Friday was the first campaign-finance reporting deadline since Florida’s primary, and it brought startling news: GOP gubernatorial candidate Rick Scott was massively out-fundraised by Democrat Alex Sink in the 10 days following the primary, $43,000 to $525,000.
Newspapers missed the real headline, though. Since receiving his first donation on April 13, Scott has raised approximately $563,000 — which means Sink’s take from Aug. 24 – Sept. 3 was just a bit shy of what Scott has raised in his entire campaign.
“I’m sure he’s just catching his breath after a bitterly fought primary,” a GOP state committeeman told the St. Petersburg Times and Miami Herald. “I have no doubt the money is going to be there.”
A hard look at the data, though, lays out the challenge ahead.
Since organizing, Scott’s campaign has received approximately 1,900 donations which make up his $563,000 total.
Sink received more than 3,700 donations in the past 10 days alone and has pulled in $1.7 million from more than 19,000 donations since Scott’s campaign launched.
Asked about the difference, the Scott campaign said that its candidate is currently focused on raising money for the Republican Party of Florida.
“Rick is following a very regimented fundraising plan that is intentionally focused on raising money for the RPOF in the first three weeks after winning the primary,” Brian Burgess, a Scott spokesman, told Battle ‘10. “Rick raised over $2 million during that period, and that helps all GOP candidates, not just his campaign.”
That may help explain the post-primary numbers, but it doesn’t add any color to the larger picture. After all, Scott certainly wasn’t raising money for the GOP when he was squaring off with a party favorite in the primary.
As as anti-establishment candidate and representing only himself, Scott was drastically out-fundraised by primary rival Bill McCollum, who took in $2.9 million through 8,200 donations between Scott’s entrance in the race and the Aug. 24 primary.
The ability to self-fund his primary campaign may have changed Scott’s focus. He personally invested $38.9 million and dropped another $11.3 million into his “Let’s Get To Work” state committee, similar to a PAC. When you’re flush with money and fully comfortable spending your personal treasury, it’s hard to get out there and raise more of it.
Even Scott can’t pay for a general-election campaign, however.
Democrat Alex Sink’s strong fundraising and lack of primary opponent have left her with a $5 million war chest, according to the Herald, compared to the $224,000 Scott has on hand.
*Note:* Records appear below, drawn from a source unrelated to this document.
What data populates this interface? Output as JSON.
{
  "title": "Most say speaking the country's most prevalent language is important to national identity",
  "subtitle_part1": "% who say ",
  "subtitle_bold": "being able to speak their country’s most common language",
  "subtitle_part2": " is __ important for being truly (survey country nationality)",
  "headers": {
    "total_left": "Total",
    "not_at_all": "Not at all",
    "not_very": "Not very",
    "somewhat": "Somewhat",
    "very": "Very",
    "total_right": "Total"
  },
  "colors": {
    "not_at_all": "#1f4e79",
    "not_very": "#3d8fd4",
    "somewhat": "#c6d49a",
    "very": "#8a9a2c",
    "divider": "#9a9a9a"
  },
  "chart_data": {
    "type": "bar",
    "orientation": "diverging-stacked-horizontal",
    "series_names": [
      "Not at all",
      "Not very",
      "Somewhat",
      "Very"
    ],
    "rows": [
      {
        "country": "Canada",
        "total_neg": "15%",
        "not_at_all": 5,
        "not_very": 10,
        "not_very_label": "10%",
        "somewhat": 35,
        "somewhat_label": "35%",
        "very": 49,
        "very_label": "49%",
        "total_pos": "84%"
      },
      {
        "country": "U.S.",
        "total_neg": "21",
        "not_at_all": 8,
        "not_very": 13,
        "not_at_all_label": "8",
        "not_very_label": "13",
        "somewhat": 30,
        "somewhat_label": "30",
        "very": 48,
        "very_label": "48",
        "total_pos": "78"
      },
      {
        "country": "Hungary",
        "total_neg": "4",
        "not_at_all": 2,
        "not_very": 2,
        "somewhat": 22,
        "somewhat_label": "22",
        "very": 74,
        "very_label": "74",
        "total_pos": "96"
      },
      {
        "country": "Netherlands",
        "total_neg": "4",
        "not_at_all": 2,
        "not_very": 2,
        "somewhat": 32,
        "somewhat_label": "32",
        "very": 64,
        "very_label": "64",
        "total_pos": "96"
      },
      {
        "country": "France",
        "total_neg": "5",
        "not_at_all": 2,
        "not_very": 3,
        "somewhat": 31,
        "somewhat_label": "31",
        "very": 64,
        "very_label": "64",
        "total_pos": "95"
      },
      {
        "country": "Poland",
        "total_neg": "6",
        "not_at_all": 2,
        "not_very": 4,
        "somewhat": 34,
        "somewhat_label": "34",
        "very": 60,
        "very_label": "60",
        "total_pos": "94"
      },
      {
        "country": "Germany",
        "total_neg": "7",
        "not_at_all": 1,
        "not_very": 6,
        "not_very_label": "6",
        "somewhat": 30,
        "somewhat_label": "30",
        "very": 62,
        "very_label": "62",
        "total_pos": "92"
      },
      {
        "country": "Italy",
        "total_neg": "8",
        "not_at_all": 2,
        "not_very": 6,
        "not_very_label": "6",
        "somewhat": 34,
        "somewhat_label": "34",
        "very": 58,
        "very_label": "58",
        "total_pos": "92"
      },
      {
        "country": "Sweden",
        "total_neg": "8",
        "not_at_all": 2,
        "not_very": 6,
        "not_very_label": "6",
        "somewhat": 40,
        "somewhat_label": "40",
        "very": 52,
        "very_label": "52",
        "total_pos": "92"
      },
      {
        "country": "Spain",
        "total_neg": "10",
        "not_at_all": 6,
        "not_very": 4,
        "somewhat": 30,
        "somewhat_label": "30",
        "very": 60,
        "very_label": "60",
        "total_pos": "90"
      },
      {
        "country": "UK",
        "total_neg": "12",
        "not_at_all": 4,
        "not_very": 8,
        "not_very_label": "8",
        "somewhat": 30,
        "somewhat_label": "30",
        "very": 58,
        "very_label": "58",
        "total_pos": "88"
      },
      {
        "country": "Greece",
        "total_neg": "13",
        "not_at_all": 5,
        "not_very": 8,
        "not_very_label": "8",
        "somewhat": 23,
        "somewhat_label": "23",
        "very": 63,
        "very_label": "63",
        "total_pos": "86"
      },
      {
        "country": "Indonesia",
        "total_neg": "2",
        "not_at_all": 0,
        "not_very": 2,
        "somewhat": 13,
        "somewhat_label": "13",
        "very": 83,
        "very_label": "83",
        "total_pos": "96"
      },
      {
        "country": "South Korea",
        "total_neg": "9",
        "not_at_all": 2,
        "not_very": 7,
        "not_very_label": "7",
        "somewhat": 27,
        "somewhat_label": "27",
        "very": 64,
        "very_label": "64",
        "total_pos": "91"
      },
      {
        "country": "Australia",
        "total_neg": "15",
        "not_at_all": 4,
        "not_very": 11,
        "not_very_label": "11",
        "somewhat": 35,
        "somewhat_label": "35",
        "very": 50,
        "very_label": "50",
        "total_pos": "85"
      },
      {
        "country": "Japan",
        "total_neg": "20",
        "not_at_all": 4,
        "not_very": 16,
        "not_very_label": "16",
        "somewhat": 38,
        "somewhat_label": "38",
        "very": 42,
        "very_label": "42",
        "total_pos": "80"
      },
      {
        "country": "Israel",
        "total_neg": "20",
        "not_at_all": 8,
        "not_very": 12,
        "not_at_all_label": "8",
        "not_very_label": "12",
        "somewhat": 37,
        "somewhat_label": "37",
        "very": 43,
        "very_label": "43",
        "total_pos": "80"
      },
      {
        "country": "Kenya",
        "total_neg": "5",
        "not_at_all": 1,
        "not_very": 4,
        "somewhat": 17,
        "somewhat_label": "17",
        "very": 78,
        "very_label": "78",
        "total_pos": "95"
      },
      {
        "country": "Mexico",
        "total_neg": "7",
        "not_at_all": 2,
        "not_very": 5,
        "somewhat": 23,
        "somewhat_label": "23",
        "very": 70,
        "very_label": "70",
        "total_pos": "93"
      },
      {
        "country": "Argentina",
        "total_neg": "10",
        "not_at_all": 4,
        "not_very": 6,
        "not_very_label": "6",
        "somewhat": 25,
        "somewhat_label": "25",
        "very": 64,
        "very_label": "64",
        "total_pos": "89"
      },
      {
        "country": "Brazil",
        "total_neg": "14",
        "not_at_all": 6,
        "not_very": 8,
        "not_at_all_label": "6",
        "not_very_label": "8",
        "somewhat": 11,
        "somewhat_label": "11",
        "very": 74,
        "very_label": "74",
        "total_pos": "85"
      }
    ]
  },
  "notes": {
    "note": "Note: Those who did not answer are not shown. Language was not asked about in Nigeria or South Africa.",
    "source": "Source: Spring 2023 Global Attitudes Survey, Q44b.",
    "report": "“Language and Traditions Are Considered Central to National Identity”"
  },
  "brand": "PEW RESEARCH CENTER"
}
The latest poll shows Scott trailing by eight points.
Party leaders, including Haley Barbour, the Republican Governors Association chairman who spoke at a Florida GOP event on Friday, have suggested that McCollum voters will open their hearts and wallets to Scott as the stark choice in November becomes clear.
To some extent, that’s true. But with only seven weeks until the election, time is running short.
If the donor surge fails to materialize in a significant way, Scott could feel pressure to pump personal money into the general election like he did for the primary. His last cash infusion into the campaign, at least through the latest reporting period, was $2 million on Aug. 18.
But Scott has expressed reluctance to pony up more of his estate — the $50 million spent on his primary fight represents nearly one-quarter of the $218.6 million net worth listed on his filing documents.
That said, the campaign doesn’t rule out the possibility.
“As you know, we had ample financial resources for the primary, and that will not change in the general election,” Burgess said.